Changing Winds: The First Department Jurisprudence on Securities Fraud

Originally appeared in New York State Bar Association's Leaveworthy newsletter in the Fall/Winter 2015 edition

—by the Honorable James Catterson and Brian J. Isaac, Esq.

When Eugene O’Neill wrote in A Moon For The Misbegotten that, “there is no present or future, only the past, happening over and over again, now,” he surely never contemplated practicing law before New York’s Appellate Divisions. The famous futurist, Alvin Toffler, also no New York lawyer, would have been stymied by the Appellate Divisions had he reviewed a series of recent First Department decisions involving fraud in residential mortgage-backed securities transactions. Toffler wrote in Future Shock:

Rational behavior … depends upon a ceaseless flow of data from the environment. It depends upon the power of the individual to predict, with at least a fair success, the outcome of his own actions. To do this, he must be able to predict how the environment will respond to his acts. Sanity, itself, thus hinges on man’s ability to predict his immediate, personal future on the basis of information fed him by the environment.
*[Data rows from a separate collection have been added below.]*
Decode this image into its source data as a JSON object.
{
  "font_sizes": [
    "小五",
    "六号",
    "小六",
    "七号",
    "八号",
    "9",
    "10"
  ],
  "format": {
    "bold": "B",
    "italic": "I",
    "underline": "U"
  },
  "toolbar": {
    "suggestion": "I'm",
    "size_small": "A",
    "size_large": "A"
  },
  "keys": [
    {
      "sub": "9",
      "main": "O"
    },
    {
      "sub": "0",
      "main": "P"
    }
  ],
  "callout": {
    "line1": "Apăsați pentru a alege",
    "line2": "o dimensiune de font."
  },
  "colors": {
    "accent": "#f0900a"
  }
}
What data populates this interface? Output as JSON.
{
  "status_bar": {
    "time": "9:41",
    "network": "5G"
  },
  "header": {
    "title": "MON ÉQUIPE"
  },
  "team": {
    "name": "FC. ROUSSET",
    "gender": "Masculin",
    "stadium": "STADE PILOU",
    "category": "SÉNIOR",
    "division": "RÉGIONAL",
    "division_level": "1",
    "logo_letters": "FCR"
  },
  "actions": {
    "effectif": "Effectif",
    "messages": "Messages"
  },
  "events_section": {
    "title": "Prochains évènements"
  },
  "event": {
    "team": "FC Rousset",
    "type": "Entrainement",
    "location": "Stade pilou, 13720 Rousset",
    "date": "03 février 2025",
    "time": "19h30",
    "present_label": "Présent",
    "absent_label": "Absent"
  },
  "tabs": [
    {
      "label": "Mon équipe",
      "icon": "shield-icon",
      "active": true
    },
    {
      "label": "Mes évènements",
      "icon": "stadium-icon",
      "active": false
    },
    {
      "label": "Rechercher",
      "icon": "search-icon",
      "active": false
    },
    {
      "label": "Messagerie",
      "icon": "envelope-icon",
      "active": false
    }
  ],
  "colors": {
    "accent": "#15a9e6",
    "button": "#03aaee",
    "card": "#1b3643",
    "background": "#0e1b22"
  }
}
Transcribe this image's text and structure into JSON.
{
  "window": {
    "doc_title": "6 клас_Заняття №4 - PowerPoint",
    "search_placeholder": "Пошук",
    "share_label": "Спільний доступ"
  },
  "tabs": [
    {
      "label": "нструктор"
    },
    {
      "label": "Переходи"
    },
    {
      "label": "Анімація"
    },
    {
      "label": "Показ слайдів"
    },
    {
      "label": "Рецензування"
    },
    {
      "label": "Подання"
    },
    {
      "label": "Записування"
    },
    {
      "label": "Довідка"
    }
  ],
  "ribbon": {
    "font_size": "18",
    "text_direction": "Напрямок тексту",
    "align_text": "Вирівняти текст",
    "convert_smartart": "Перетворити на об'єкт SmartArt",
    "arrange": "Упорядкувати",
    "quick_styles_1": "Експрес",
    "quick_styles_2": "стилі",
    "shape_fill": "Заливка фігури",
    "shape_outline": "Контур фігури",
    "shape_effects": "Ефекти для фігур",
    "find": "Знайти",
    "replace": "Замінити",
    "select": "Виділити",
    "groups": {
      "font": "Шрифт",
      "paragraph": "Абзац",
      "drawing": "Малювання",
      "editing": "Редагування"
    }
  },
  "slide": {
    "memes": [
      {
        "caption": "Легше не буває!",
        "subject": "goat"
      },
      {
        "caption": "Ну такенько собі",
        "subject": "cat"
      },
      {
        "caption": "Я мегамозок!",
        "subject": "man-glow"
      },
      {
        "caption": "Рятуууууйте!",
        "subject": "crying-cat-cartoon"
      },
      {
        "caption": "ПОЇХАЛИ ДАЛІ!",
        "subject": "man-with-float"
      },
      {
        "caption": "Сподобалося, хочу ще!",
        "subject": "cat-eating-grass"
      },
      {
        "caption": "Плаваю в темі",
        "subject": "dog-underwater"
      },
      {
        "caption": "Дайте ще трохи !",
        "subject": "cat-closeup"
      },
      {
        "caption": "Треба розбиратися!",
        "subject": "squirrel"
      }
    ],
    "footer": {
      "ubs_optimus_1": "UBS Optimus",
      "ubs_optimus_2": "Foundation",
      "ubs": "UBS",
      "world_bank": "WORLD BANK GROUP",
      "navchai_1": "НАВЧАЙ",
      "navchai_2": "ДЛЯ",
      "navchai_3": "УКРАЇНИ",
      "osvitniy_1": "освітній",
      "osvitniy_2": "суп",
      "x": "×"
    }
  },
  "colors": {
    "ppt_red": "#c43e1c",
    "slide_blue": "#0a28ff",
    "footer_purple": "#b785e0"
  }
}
The following cases demonstrate that, in the absence of en banc review, predicting the “immediate, personal future,” is a task not for the faint of heart when the stakes in the litigation are very high. It is not necessary to analyze the complex legal and factual scenarios that the cases present in order to take a few snapshots of the changing decisional landscape. Rather, the cautious appellate practitioner should find that a carefully constructed and easily understandable narrative may ultimately be the single most important factor in complex commercial cases dealing with securities.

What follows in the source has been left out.